Into the Woods’ first act presents an ingenious mashup that links multiple stories simultaneously. A menacing witch (Angela Robinson, in grotesque makeup for Act One) informs a baker and his wife (Mark Price and Courtney Balan) that a long-standing curse prevents them from conceiving a child. To break the spell, they must retrieve four items: the hair of Rapunzel (Jamie Wood Katz), the slipper of Cinderella (Jill Ginsberg), the hood of Little Red (Diany Rodriguez) and the cow belonging to Jack (Jeremy Wood). These characters and more move in and out of each other’s stories over three nights in a magical forest.

The wearying aspect of most revisionist fairy tales is that they usually trade on our comforting Disney memories rather than their knottier source material, so they loose thematic sharpness. The Alliance’s Into the Woods even gets an easy laugh with brief but specific shout-outs to the Disney Sleeping Beauty and Snow White. Disney films notoriously iron out the cautionary lessons, such as the way Hans Christian Andersen’s spurned Little Mermaid reverts to foam in the sea.

Consider the difference between Disney’s animated feature Tangled with Woods’ Rapunzel numbers. In the cartoon, the witch sings “Mother Knows Best” simply to manipulate Rapunzel into staying at home. In Woods, Robinson’s witch sings “Stay With Me” out of desperation to keep her foster daughter/prisoner from growing up and moving on. It’s a poignant moment that acknowledges the audience’s ability to appreciate scenes with emotional complexity.

Into the Woods and the Alliance production respect the original stories while continually looking beneath their surfaces. Traditionally, Cinderella makes the rags-to-riches leap from pauper to princess without really looking back. But Woods’ Cinderella feels ambivalent about royal society and her prince almost immediately. In her scenes with the Baker’s wife, the older woman delights in the idea of romancing a prince, while Cinderella questions the reality. And she’s right have qualms: Hayden Tee, the production’s powerhouse vocalist, doubles as Cinderella’s Prince and the swaggering alpha male wolf to symbolize unchecked masculine appetites.

While kids and grown-ups alike can enjoy Into the Woods’ sparkling first half, the second half reveals the happily ever aftermath. Second thoughts plague some characters, while others deal with their actions’ consequences as a disaster plagues the kingdom. With death, betrayal and loss, Into the Woods has a dark, gritty finale. Most of us live neither in splendor nor squalor, but plain ordinary life. The complex relationship and problematic choices of the baker and his wife, especially in Balan and Price’s performances, reveal the truths behind sayings such as “Be careful what you wish for.”

Perhaps the most powerful thing that distinguishes Into the Woods from other fairy tale reboots is the actual woods. The title song and other recurring numbers evoke the woods as a place of crisis, passion and transformation, with tests and temptations around every corner. Where Neil Jordan’s dreamlike film In the Company of Wolves conjures up a forest primeval, Todd Rosenthal’s Alliance set suggests a more comforting location, with a wall of wooden lattice-work worthy of a backyard garden.
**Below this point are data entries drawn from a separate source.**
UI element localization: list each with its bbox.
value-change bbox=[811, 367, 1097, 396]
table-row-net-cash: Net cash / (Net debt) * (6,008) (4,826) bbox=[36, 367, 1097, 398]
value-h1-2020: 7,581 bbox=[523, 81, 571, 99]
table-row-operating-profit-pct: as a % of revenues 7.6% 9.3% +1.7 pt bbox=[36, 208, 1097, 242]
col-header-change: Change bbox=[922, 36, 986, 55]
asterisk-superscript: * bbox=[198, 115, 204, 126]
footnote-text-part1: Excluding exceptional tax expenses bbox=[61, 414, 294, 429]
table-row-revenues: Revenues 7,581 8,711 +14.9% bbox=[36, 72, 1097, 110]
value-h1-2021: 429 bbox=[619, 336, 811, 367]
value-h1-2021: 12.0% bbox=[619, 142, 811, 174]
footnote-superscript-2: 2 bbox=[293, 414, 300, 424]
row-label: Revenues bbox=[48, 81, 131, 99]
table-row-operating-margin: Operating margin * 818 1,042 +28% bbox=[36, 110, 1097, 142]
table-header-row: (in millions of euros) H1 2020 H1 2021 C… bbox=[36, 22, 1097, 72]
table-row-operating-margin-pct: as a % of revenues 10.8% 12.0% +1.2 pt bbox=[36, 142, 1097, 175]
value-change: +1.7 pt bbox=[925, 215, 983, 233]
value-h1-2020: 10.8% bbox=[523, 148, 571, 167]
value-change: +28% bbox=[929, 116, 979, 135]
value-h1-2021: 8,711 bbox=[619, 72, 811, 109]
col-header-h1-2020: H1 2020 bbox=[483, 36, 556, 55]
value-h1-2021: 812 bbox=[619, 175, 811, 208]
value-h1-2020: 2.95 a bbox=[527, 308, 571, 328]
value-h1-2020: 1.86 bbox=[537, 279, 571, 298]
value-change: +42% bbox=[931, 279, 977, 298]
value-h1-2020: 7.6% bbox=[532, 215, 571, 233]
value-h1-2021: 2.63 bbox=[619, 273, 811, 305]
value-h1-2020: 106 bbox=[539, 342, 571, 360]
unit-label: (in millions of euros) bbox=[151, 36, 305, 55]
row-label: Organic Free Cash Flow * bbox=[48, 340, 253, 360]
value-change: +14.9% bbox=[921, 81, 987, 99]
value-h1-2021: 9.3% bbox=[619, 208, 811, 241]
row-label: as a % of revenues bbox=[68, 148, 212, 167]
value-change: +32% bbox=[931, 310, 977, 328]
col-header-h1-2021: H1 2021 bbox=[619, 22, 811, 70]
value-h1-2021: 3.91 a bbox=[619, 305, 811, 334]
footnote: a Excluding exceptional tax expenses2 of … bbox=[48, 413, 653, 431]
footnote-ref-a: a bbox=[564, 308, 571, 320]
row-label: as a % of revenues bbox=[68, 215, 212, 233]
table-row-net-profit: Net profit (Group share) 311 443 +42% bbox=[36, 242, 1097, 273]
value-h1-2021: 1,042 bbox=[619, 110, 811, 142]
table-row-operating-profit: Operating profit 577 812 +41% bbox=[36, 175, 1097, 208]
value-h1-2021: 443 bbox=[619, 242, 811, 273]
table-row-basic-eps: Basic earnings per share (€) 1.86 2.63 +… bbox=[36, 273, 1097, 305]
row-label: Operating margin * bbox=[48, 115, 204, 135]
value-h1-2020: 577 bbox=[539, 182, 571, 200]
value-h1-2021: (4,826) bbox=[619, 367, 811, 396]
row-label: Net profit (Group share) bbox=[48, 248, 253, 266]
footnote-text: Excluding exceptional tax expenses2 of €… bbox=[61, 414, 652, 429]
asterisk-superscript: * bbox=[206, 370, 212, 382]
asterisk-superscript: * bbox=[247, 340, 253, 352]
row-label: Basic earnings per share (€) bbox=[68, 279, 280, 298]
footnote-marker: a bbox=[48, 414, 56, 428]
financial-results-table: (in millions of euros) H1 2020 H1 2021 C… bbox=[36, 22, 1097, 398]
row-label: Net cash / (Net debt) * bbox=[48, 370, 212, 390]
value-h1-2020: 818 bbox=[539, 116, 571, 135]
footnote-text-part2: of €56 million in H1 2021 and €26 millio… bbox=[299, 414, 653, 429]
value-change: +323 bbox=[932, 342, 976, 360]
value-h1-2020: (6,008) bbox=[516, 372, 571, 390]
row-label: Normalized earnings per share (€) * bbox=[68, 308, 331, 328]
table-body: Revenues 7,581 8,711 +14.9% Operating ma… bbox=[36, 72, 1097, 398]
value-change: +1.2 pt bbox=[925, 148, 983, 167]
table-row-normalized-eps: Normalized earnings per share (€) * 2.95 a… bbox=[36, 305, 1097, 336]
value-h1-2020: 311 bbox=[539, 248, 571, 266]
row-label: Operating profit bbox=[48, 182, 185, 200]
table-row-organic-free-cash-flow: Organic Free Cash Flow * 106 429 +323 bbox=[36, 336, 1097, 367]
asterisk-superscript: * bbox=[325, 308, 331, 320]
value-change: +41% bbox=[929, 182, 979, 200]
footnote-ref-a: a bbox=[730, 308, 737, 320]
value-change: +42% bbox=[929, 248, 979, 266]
The woods still comes across as a place of knowledge that comes at a price. Rodriguez’s Little Red, excessively precocious and modern in her early scenes, sings “I Know Things Now” as if both shaken and exhilarated by a near-death experience that represents a loss of virginity. Into the Woods so eloquently addresses questions of how to live one’s life that the musical seems to resonate with any real-world situation. We can only hope that all of the newfangled legends strive for the same level of relevance.